Zatrudniają pracowników bez zawierania umów
- Osoby podjęły pracę, ale ustalono, iż przez pewien czas będą się przyuczać za darmo. Jest to niezgodne z prawem - podkreśla Arkadiusz Kapuścik. Okręgowy Inspektor Pracy nie chce na razie zdradzić, o jaką sieć handlową chodzi. - Musimy rozpoznać jaka jest skala tego problemu, czy jest to sprawa dotycząca całego kraju.
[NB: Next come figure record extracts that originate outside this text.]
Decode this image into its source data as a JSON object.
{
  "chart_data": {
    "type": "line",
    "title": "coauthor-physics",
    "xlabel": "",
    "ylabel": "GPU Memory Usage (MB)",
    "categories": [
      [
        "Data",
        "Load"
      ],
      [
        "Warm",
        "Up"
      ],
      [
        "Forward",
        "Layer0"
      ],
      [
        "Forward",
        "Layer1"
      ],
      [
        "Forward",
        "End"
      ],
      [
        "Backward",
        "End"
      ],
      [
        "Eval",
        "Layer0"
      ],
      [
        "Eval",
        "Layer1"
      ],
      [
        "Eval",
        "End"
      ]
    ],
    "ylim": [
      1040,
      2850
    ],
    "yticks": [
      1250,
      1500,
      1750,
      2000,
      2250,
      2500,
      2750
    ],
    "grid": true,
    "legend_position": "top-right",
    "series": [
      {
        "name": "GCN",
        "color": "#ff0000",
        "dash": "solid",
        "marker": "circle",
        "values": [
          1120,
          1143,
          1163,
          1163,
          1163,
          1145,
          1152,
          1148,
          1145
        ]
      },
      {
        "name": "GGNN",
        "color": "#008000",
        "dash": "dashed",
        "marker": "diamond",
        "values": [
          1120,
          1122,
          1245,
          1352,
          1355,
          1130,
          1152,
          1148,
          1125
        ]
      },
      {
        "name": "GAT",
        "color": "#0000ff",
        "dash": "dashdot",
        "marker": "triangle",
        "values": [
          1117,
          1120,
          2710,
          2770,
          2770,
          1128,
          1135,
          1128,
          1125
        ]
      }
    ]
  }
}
Wówczas będziemy do Głównego Inspektoratu Pracy wskazywali meldunkiem, że określona sieć narusza przepisy - wyjaśnia Arkadiusz Kapuścik.
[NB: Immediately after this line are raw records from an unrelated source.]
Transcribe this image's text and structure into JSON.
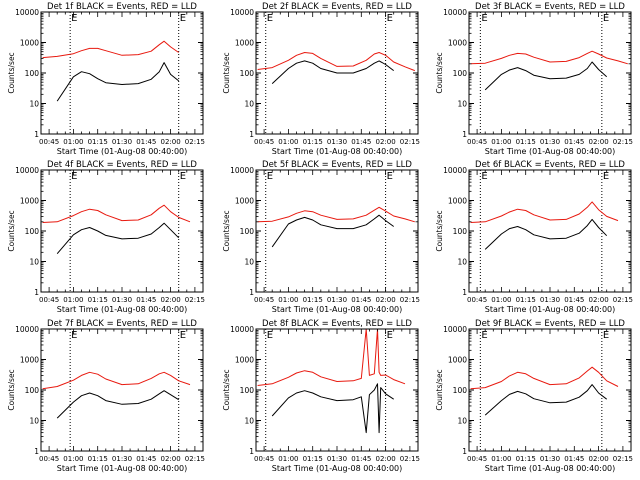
{
  "colors": {
    "events": "#000000",
    "lld": "#e8190f",
    "axis": "#000000"
  },
  "chart_data": [
    {
      "type": "line",
      "title": "Det 1f BLACK = Events, RED = LLD",
      "xlabel": "Start Time (01-Aug-08 00:40:00)",
      "ylabel": "Counts/sec",
      "xlim": [
        "00:40",
        "02:20"
      ],
      "ylim": [
        1,
        10000
      ],
      "yscale": "log",
      "xticks": [
        "00:45",
        "01:00",
        "01:15",
        "01:30",
        "01:45",
        "02:00",
        "02:15"
      ],
      "yticks": [
        "1",
        "10",
        "100",
        "1000",
        "10000"
      ],
      "markers": [
        "00:58",
        "02:05"
      ],
      "marker_labels": [
        "E",
        "E"
      ],
      "x": [
        "00:41",
        "00:50",
        "01:00",
        "01:05",
        "01:10",
        "01:15",
        "01:20",
        "01:30",
        "01:40",
        "01:48",
        "01:53",
        "01:56",
        "02:00",
        "02:05",
        "02:12",
        "02:18"
      ],
      "series": [
        {
          "role": "lld",
          "values": [
            320,
            350,
            430,
            540,
            640,
            640,
            540,
            380,
            400,
            520,
            850,
            1100,
            720,
            470,
            null,
            null
          ]
        },
        {
          "role": "events",
          "values": [
            null,
            12,
            75,
            110,
            95,
            65,
            48,
            42,
            45,
            62,
            110,
            220,
            90,
            55,
            null,
            null
          ]
        }
      ]
    },
    {
      "type": "line",
      "title": "Det 2f BLACK = Events, RED = LLD",
      "xlabel": "Start Time (01-Aug-08 00:40:00)",
      "ylabel": "Counts/sec",
      "xlim": [
        "00:40",
        "02:20"
      ],
      "ylim": [
        1,
        10000
      ],
      "yscale": "log",
      "xticks": [
        "00:45",
        "01:00",
        "01:15",
        "01:30",
        "01:45",
        "02:00",
        "02:15"
      ],
      "yticks": [
        "1",
        "10",
        "100",
        "1000",
        "10000"
      ],
      "markers": [
        "00:46",
        "02:00"
      ],
      "marker_labels": [
        "E",
        "E"
      ],
      "x": [
        "00:41",
        "00:50",
        "01:00",
        "01:05",
        "01:10",
        "01:15",
        "01:20",
        "01:30",
        "01:40",
        "01:48",
        "01:53",
        "01:56",
        "02:00",
        "02:05",
        "02:12",
        "02:18"
      ],
      "series": [
        {
          "role": "lld",
          "values": [
            130,
            150,
            260,
            380,
            470,
            440,
            300,
            165,
            170,
            260,
            420,
            470,
            380,
            230,
            160,
            120
          ]
        },
        {
          "role": "events",
          "values": [
            null,
            45,
            140,
            210,
            250,
            210,
            140,
            100,
            100,
            140,
            210,
            250,
            190,
            120,
            null,
            null
          ]
        }
      ]
    },
    {
      "type": "line",
      "title": "Det 3f BLACK = Events, RED = LLD",
      "xlabel": "Start Time (01-Aug-08 00:40:00)",
      "ylabel": "Counts/sec",
      "xlim": [
        "00:40",
        "02:20"
      ],
      "ylim": [
        1,
        10000
      ],
      "yscale": "log",
      "xticks": [
        "00:45",
        "01:00",
        "01:15",
        "01:30",
        "01:45",
        "02:00",
        "02:15"
      ],
      "yticks": [
        "1",
        "10",
        "100",
        "1000",
        "10000"
      ],
      "markers": [
        "00:47",
        "02:02"
      ],
      "marker_labels": [
        "E",
        "E"
      ],
      "x": [
        "00:41",
        "00:50",
        "01:00",
        "01:05",
        "01:10",
        "01:15",
        "01:20",
        "01:30",
        "01:40",
        "01:48",
        "01:53",
        "01:56",
        "02:00",
        "02:05",
        "02:12",
        "02:18"
      ],
      "series": [
        {
          "role": "lld",
          "values": [
            200,
            210,
            300,
            380,
            440,
            420,
            330,
            230,
            240,
            320,
            440,
            520,
            420,
            310,
            250,
            200
          ]
        },
        {
          "role": "events",
          "values": [
            null,
            28,
            90,
            125,
            150,
            120,
            85,
            65,
            68,
            90,
            140,
            230,
            130,
            75,
            null,
            null
          ]
        }
      ]
    },
    {
      "type": "line",
      "title": "Det 4f BLACK = Events, RED = LLD",
      "xlabel": "Start Time (01-Aug-08 00:40:00)",
      "ylabel": "Counts/sec",
      "xlim": [
        "00:40",
        "02:20"
      ],
      "ylim": [
        1,
        10000
      ],
      "yscale": "log",
      "xticks": [
        "00:45",
        "01:00",
        "01:15",
        "01:30",
        "01:45",
        "02:00",
        "02:15"
      ],
      "yticks": [
        "1",
        "10",
        "100",
        "1000",
        "10000"
      ],
      "markers": [
        "00:58",
        "02:05"
      ],
      "marker_labels": [
        "E",
        "E"
      ],
      "x": [
        "00:41",
        "00:50",
        "01:00",
        "01:05",
        "01:10",
        "01:15",
        "01:20",
        "01:30",
        "01:40",
        "01:48",
        "01:53",
        "01:56",
        "02:00",
        "02:05",
        "02:12",
        "02:18"
      ],
      "series": [
        {
          "role": "lld",
          "values": [
            190,
            200,
            320,
            430,
            520,
            470,
            340,
            220,
            230,
            340,
            560,
            700,
            430,
            280,
            200,
            null
          ]
        },
        {
          "role": "events",
          "values": [
            null,
            18,
            75,
            110,
            130,
            100,
            72,
            55,
            58,
            80,
            130,
            180,
            110,
            60,
            null,
            null
          ]
        }
      ]
    },
    {
      "type": "line",
      "title": "Det 5f BLACK = Events, RED = LLD",
      "xlabel": "Start Time (01-Aug-08 00:40:00)",
      "ylabel": "Counts/sec",
      "xlim": [
        "00:40",
        "02:20"
      ],
      "ylim": [
        1,
        10000
      ],
      "yscale": "log",
      "xticks": [
        "00:45",
        "01:00",
        "01:15",
        "01:30",
        "01:45",
        "02:00",
        "02:15"
      ],
      "yticks": [
        "1",
        "10",
        "100",
        "1000",
        "10000"
      ],
      "markers": [
        "00:46",
        "02:00"
      ],
      "marker_labels": [
        "E",
        "E"
      ],
      "x": [
        "00:41",
        "00:50",
        "01:00",
        "01:05",
        "01:10",
        "01:15",
        "01:20",
        "01:30",
        "01:40",
        "01:48",
        "01:53",
        "01:56",
        "02:00",
        "02:05",
        "02:12",
        "02:18"
      ],
      "series": [
        {
          "role": "lld",
          "values": [
            200,
            210,
            290,
            380,
            460,
            430,
            330,
            240,
            250,
            330,
            480,
            600,
            450,
            310,
            250,
            200
          ]
        },
        {
          "role": "events",
          "values": [
            null,
            30,
            170,
            230,
            280,
            230,
            160,
            120,
            120,
            160,
            250,
            330,
            220,
            140,
            null,
            null
          ]
        }
      ]
    },
    {
      "type": "line",
      "title": "Det 6f BLACK = Events, RED = LLD",
      "xlabel": "Start Time (01-Aug-08 00:40:00)",
      "ylabel": "Counts/sec",
      "xlim": [
        "00:40",
        "02:20"
      ],
      "ylim": [
        1,
        10000
      ],
      "yscale": "log",
      "xticks": [
        "00:45",
        "01:00",
        "01:15",
        "01:30",
        "01:45",
        "02:00",
        "02:15"
      ],
      "yticks": [
        "1",
        "10",
        "100",
        "1000",
        "10000"
      ],
      "markers": [
        "00:47",
        "02:02"
      ],
      "marker_labels": [
        "E",
        "E"
      ],
      "x": [
        "00:41",
        "00:50",
        "01:00",
        "01:05",
        "01:10",
        "01:15",
        "01:20",
        "01:30",
        "01:40",
        "01:48",
        "01:53",
        "01:56",
        "02:00",
        "02:05",
        "02:12",
        "02:18"
      ],
      "series": [
        {
          "role": "lld",
          "values": [
            190,
            200,
            310,
            420,
            520,
            470,
            340,
            230,
            240,
            360,
            600,
            900,
            500,
            300,
            220,
            null
          ]
        },
        {
          "role": "events",
          "values": [
            null,
            25,
            80,
            120,
            140,
            110,
            75,
            55,
            58,
            85,
            150,
            240,
            130,
            70,
            null,
            null
          ]
        }
      ]
    },
    {
      "type": "line",
      "title": "Det 7f BLACK = Events, RED = LLD",
      "xlabel": "Start Time (01-Aug-08 00:40:00)",
      "ylabel": "Counts/sec",
      "xlim": [
        "00:40",
        "02:20"
      ],
      "ylim": [
        1,
        10000
      ],
      "yscale": "log",
      "xticks": [
        "00:45",
        "01:00",
        "01:15",
        "01:30",
        "01:45",
        "02:00",
        "02:15"
      ],
      "yticks": [
        "1",
        "10",
        "100",
        "1000",
        "10000"
      ],
      "markers": [
        "00:58",
        "02:05"
      ],
      "marker_labels": [
        "E",
        "E"
      ],
      "x": [
        "00:41",
        "00:50",
        "01:00",
        "01:05",
        "01:10",
        "01:15",
        "01:20",
        "01:30",
        "01:40",
        "01:48",
        "01:53",
        "01:56",
        "02:00",
        "02:05",
        "02:12",
        "02:18"
      ],
      "series": [
        {
          "role": "lld",
          "values": [
            110,
            130,
            210,
            300,
            380,
            330,
            230,
            150,
            160,
            240,
            340,
            380,
            300,
            200,
            150,
            null
          ]
        },
        {
          "role": "events",
          "values": [
            null,
            12,
            40,
            65,
            80,
            65,
            45,
            34,
            36,
            50,
            75,
            95,
            70,
            48,
            null,
            null
          ]
        }
      ]
    },
    {
      "type": "line",
      "title": "Det 8f BLACK = Events, RED = LLD",
      "xlabel": "Start Time (01-Aug-08 00:40:00)",
      "ylabel": "Counts/sec",
      "xlim": [
        "00:40",
        "02:20"
      ],
      "ylim": [
        1,
        10000
      ],
      "yscale": "log",
      "xticks": [
        "00:45",
        "01:00",
        "01:15",
        "01:30",
        "01:45",
        "02:00",
        "02:15"
      ],
      "yticks": [
        "1",
        "10",
        "100",
        "1000",
        "10000"
      ],
      "markers": [
        "00:46",
        "02:00"
      ],
      "marker_labels": [
        "E",
        "E"
      ],
      "x": [
        "00:41",
        "00:50",
        "01:00",
        "01:05",
        "01:10",
        "01:15",
        "01:20",
        "01:30",
        "01:40",
        "01:45",
        "01:48",
        "01:50",
        "01:53",
        "01:55",
        "01:56",
        "01:57",
        "02:00",
        "02:05",
        "02:12",
        "02:18"
      ],
      "series": [
        {
          "role": "lld",
          "values": [
            140,
            160,
            260,
            360,
            430,
            380,
            270,
            190,
            200,
            240,
            10000,
            300,
            340,
            10000,
            380,
            300,
            310,
            220,
            160,
            null
          ]
        },
        {
          "role": "events",
          "values": [
            null,
            14,
            55,
            80,
            95,
            80,
            60,
            45,
            48,
            60,
            4,
            70,
            100,
            160,
            4,
            120,
            75,
            50,
            null,
            null
          ]
        }
      ]
    },
    {
      "type": "line",
      "title": "Det 9f BLACK = Events, RED = LLD",
      "xlabel": "Start Time (01-Aug-08 00:40:00)",
      "ylabel": "Counts/sec",
      "xlim": [
        "00:40",
        "02:20"
      ],
      "ylim": [
        1,
        10000
      ],
      "yscale": "log",
      "xticks": [
        "00:45",
        "01:00",
        "01:15",
        "01:30",
        "01:45",
        "02:00",
        "02:15"
      ],
      "yticks": [
        "1",
        "10",
        "100",
        "1000",
        "10000"
      ],
      "markers": [
        "00:47",
        "02:02"
      ],
      "marker_labels": [
        "E",
        "E"
      ],
      "x": [
        "00:41",
        "00:50",
        "01:00",
        "01:05",
        "01:10",
        "01:15",
        "01:20",
        "01:30",
        "01:40",
        "01:48",
        "01:53",
        "01:56",
        "02:00",
        "02:05",
        "02:12",
        "02:18"
      ],
      "series": [
        {
          "role": "lld",
          "values": [
            110,
            120,
            190,
            290,
            380,
            340,
            240,
            150,
            160,
            250,
            420,
            560,
            380,
            200,
            130,
            null
          ]
        },
        {
          "role": "events",
          "values": [
            null,
            15,
            45,
            72,
            90,
            75,
            52,
            38,
            40,
            58,
            95,
            150,
            80,
            50,
            null,
            null
          ]
        }
      ]
    }
  ]
}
Łukasz Śmierciak, rzecznik OIP dodaje, że coraz częściej umowy o pracę zastępowane są umowami o dzieło. - Na przykład w piekarni stwierdzamy osoby, które wykonują pracę w oparci o umowę o dzieło i w umowie mają wpisane np. wypiek 1000 bułek dziennie - dodaje.
Hanna Wierzbicka z NSZZ Solidarność w Opolu wskazuje, że młodzi pracownicy obecnie nie zwracają uwagi na rodzaj umów o pracę, ale w przyszłości mogą mieć problemy. - Lata szybko mijają i w przyszłości okaże się, że niestety nie ma z czego naliczyć emerytury i wówczas będzie rozpacz - przestrzega Hanna Wierzbicka.
Opolscy inspektorzy w ubiegłym roku przeprowadzili ponad 3 tysiące kontroli. W porównaniu do 2011 roku w ubiegłym wzrosła o 200 tysięcy zł suma niewypłaconych w terminie pensji. Za to spadła liczba śmiertelnych wypadków - z 15 do 9 w 2012 roku.